I often strive to be evenhanded. I really do. At other times my anger and frustration at American foreign policy leads me to lose any sense of dispassion. With Hanson, I fear, evenhandedness is impossible. In Friday’s National Review Online, the classicist and yeoman farmer plumbs new depths of surreal self-parody.

How can one mock Hanson’s reminders of all the good things that have happened in Iraq, the Middle East, and South Asia? The Iraqis, he tells, us, “have been given a chance for something different than the old nightmare….” Indeed they have.

But Hanson doesn’t stop there.

Long forgotten is the inspired campaign that removed a vicious dictator in three weeks. Nor is much credit given to the idealistic efforts to foster democracy rather than just ignoring the chaos that follows war — as we did after the Soviets were defeated in Afghanistan, or following our precipitous departure from Lebanon and Somalia.

Yes, we should give props to the Bush team for not letting Afghanistan slowly spiral into chaos. And applause to the idealism of an Administration willing to pursue the invasion, regime change, and occupation of Iraq without much in the way of a post-war plan, sufficient troops, or government oversight of an army of private contractors.

The whole essay goes on and on in this idiom. Historical details contort into strange and sublime shapes. Sometimes they appear out of the dim recesses of neoconservative fantasy, in which, for example, the end of the Cold War had nothing to do with Reagan bucking his hard-line advisers and accepting Gorbachev as a negotiating partner. Hanson draws false equivalences of many kinds, including a rather strained analogy between the US failure to take decisive action against the ongoing genocide in Rwanda and invading Iraq with inadequate force and preparation.

But the clear height of Hanson’s indifference to his own craft comes towards the end of the screed.

The conventional wisdom was that, after Afghanistan (7 weeks of fighting) and its postbellum stability (a government within a year), a more secular Iraq (3 weeks of fighting) would follow the same timetable. In September 2002, well after the “miracle” in Afghanistan, I listened to a high-ranking admiral pontificate that war on the ground was essentially over in the new age of Green Berets and laptops, that after Bosnia and Afghanistan, air power and Special Forces were all that were needed.

We should take a moment to reflect on Hanson’s strange turn of phrase: “a more secular Iraq….” Is this a Freudian slip? The result of a bad editing job? Or did Hanson really believe that a more democratic Iraq would be more secular than Hussein’s regime? [Thanks to PM for pointing out my misreading of Hanson’s strained point].

But the most important, and revealing, part of this windup to Hanson’s conclusion is his use of the passive voice: the “conventional wisdom was that.” His construction nicely evades the question, “the conventional wisdom among whom?”
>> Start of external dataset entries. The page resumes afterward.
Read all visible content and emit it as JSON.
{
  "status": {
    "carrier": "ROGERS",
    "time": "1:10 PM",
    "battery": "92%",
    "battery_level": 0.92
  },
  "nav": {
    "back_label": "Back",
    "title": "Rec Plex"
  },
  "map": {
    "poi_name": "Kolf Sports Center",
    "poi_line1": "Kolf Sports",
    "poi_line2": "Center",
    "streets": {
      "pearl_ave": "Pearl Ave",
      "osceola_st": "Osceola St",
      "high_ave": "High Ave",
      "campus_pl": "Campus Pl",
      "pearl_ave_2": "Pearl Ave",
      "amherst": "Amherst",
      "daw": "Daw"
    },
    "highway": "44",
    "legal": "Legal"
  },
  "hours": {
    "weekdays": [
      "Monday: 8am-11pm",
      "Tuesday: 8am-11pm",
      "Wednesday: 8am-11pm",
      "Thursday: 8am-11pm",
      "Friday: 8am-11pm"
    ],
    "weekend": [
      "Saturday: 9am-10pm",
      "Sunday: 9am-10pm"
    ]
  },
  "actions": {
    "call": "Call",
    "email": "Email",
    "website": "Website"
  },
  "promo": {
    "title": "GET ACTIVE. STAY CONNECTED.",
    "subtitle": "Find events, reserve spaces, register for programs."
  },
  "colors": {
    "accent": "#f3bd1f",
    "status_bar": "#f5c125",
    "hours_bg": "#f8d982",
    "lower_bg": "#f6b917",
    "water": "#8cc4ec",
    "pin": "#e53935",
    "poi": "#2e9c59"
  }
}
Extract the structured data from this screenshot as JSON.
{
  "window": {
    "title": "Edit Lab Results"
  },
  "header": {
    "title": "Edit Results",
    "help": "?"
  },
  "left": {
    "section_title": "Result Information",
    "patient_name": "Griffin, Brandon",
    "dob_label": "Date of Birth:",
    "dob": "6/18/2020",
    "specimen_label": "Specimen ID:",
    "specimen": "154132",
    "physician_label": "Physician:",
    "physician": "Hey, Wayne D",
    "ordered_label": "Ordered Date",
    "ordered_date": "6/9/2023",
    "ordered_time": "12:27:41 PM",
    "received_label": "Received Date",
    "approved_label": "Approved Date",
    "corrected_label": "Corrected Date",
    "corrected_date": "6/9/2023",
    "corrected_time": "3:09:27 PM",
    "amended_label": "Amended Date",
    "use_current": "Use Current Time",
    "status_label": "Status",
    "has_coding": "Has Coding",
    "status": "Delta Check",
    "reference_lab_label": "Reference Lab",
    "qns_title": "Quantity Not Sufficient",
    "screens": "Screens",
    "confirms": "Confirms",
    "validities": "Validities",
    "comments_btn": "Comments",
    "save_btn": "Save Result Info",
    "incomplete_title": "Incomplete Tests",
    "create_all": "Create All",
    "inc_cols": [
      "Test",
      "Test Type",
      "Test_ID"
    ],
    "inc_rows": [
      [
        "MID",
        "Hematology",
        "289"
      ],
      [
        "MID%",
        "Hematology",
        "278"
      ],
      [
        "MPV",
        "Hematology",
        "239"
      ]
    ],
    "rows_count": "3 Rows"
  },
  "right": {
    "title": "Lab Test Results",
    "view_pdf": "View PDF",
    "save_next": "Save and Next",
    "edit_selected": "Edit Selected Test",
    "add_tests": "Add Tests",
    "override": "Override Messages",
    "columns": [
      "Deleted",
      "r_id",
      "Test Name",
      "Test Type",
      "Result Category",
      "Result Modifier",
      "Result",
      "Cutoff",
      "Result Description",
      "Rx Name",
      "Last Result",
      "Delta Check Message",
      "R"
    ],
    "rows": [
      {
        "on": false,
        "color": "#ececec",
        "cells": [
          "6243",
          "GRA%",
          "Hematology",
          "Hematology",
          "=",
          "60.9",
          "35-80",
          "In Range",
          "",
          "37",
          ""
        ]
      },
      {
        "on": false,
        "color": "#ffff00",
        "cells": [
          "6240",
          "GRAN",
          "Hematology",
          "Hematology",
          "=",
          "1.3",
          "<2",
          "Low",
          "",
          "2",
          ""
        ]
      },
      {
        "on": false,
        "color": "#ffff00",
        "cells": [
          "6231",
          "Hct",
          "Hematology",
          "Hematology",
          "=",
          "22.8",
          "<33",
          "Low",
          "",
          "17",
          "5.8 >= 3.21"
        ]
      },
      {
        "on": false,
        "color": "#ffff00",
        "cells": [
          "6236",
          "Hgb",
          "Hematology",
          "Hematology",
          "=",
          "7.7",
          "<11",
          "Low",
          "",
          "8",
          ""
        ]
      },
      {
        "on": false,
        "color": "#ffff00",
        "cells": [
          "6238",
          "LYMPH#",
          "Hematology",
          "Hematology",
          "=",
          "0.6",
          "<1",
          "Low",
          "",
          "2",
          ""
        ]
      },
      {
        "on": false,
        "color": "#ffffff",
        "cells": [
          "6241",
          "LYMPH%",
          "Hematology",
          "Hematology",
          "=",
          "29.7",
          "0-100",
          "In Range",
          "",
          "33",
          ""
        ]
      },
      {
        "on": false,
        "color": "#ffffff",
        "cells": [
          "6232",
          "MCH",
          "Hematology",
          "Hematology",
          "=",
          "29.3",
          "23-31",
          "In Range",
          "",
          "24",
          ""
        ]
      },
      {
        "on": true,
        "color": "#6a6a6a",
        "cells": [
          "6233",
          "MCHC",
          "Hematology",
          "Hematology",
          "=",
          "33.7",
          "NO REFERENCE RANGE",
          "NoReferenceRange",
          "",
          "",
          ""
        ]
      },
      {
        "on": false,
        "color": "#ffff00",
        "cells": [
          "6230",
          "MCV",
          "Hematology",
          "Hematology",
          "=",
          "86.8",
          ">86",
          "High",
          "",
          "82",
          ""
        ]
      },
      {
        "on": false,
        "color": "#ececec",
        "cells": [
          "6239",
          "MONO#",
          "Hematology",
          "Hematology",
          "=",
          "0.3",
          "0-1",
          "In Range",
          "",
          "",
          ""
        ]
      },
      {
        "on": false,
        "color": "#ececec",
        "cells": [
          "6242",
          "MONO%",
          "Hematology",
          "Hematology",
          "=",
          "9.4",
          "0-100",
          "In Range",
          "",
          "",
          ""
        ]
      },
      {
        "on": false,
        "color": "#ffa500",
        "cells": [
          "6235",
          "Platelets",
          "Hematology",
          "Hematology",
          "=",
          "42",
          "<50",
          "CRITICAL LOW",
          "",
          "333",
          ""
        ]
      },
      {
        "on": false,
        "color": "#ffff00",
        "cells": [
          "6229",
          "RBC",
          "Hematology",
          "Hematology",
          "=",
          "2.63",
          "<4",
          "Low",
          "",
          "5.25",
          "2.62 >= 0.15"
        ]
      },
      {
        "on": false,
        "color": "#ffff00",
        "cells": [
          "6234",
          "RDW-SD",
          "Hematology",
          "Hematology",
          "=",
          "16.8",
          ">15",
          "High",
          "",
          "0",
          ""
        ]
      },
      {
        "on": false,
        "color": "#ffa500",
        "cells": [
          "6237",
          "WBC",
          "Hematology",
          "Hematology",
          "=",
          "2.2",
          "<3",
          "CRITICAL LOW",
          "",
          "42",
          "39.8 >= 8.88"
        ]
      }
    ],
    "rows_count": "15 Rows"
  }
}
Hanson’s apologies for the Bush administration all share a similar refrain: it wasn’t their fault, it was the spirit of the times. We cannot blame Rumsfield for refusing to listen to those who called for more post-war planning and to those who suggested the US needed more troops to stabilize Iraq. The Administration found itself caught up in the “conventional wisdom,” even though reports prior to the invasion pointed to heated debate over all of these issues within the Executive Branch.

Anyway, read the whole thing. It isn’t so much a cogent argument as it is a series of sentences strung together: signs and mumblings signifying nothing.